Attack on PNS Siddique
| Date | 26 March 2024 |
| Location | Turbat, Pakistan |
| Result | Infiltration attempt foiled All militants killed; |

Belligerents
- Pakistan Navy: BLA

Strength

Casualties and losses
- 1 Frontier Corps soldier killed: 4 militants killed

= Attack on PNS Siddique =

Attack on the Pakistani military in 2024

The Attack on PNS Siddique was a terrorist attack that occurred on 26 March 2024, at the PNS Siddique Naval Air Base in Turbat, Pakistan. The attack was carried out by the Majeed Brigade of the Balochistan Liberation Army (BLA). The BLA claimed responsibility for the assault, citing opposition to Chinese investments in the Balochistan.

== Background ==
The PNS Siddique Naval Air Base is Pakistan's second-largest naval air station, located in Balochistan.
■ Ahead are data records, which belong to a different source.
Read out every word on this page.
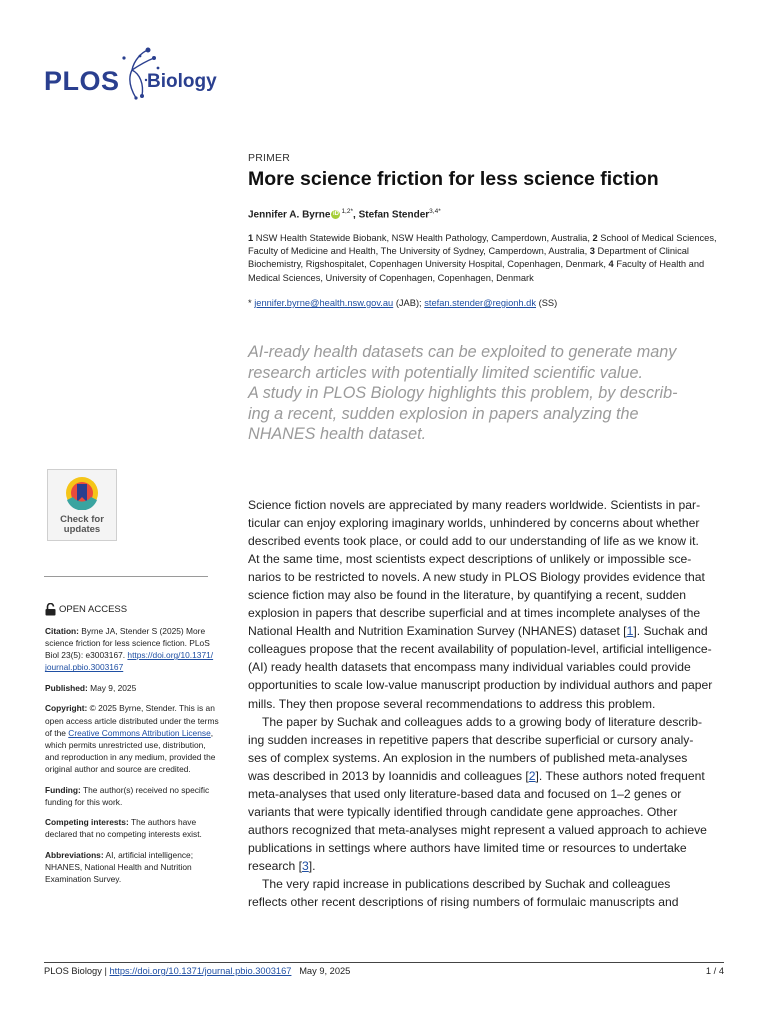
PLOS Biology
PRIMER
More science friction for less science fiction
Jennifer A. Byrne iD $^{1,2*}$, Stefan Stender$^{3,4*}$
1 NSW Health Statewide Biobank, NSW Health Pathology, Camperdown, Australia, 2 School of Medical Sciences, Faculty of Medicine and Health, The University of Sydney, Camperdown, Australia, 3 Department of Clinical Biochemistry, Rigshospitalet, Copenhagen University Hospital, Copenhagen, Denmark, 4 Faculty of Health and Medical Sciences, University of Copenhagen, Copenhagen, Denmark
* jennifer.byrne@health.nsw.gov.au (JAB); stefan.stender@regionh.dk (SS)
AI-ready health datasets can be exploited to generate many
research articles with potentially limited scientific value.
A study in PLOS Biology highlights this problem, by describ-
ing a recent, sudden explosion in papers analyzing the
NHANES health dataset.
Check for
updates
OPEN ACCESS
Citation: Byrne JA, Stender S (2025) More
science friction for less science fiction. PLoS
Biol 23(5): e3003167. https://doi.org/10.1371/
journal.pbio.3003167
Published: May 9, 2025
Copyright: © 2025 Byrne, Stender. This is an
open access article distributed under the terms
of the Creative Commons Attribution License,
which permits unrestricted use, distribution,
and reproduction in any medium, provided the
original author and source are credited.
Funding: The author(s) received no specific
funding for this work.
Competing interests: The authors have
declared that no competing interests exist.
Abbreviations: AI, artificial intelligence;
NHANES, National Health and Nutrition
Examination Survey.
Science fiction novels are appreciated by many readers worldwide. Scientists in par-
ticular can enjoy exploring imaginary worlds, unhindered by concerns about whether
described events took place, or could add to our understanding of life as we know it.
At the same time, most scientists expect descriptions of unlikely or impossible sce-
narios to be restricted to novels. A new study in PLOS Biology provides evidence that
science fiction may also be found in the literature, by quantifying a recent, sudden
explosion in papers that describe superficial and at times incomplete analyses of the
National Health and Nutrition Examination Survey (NHANES) dataset [1]. Suchak and
colleagues propose that the recent availability of population-level, artificial intelligence-
(AI) ready health datasets that encompass many individual variables could provide
opportunities to scale low-value manuscript production by individual authors and paper
mills. They then propose several recommendations to address this problem.
The paper by Suchak and colleagues adds to a growing body of literature describ-
ing sudden increases in repetitive papers that describe superficial or cursory analy-
ses of complex systems. An explosion in the numbers of published meta-analyses
was described in 2013 by Ioannidis and colleagues [2]. These authors noted frequent
meta-analyses that used only literature-based data and focused on 1–2 genes or
variants that were typically identified through candidate gene approaches. Other
authors recognized that meta-analyses might represent a valued approach to achieve
publications in settings where authors have limited time or resources to undertake
research [3].
The very rapid increase in publications described by Suchak and colleagues
reflects other recent descriptions of rising numbers of formulaic manuscripts and
PLOS Biology | https://doi.org/10.1371/journal.pbio.3003167 May 9, 2025	1 / 4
The BLA has been critical of China's involvement in Balochistan, accusing both China and Pakistan of exploiting the region's resources.

== Details ==
The Inter-Services Public Relations (ISPR) reported that militants attacked from three sides of the airport boundary, but the security forces successfully foiled the attempt to infiltrate. It reported that in the ensuing clearance operation, all four militants were successfully killed. It further said that a soldier from the Frontier Corps was also killed in the exchange of fire.

== Reactions ==
- Prime Minister Shehbaz Sharif commended the security forces for foiling the terrorist attack on the naval air base.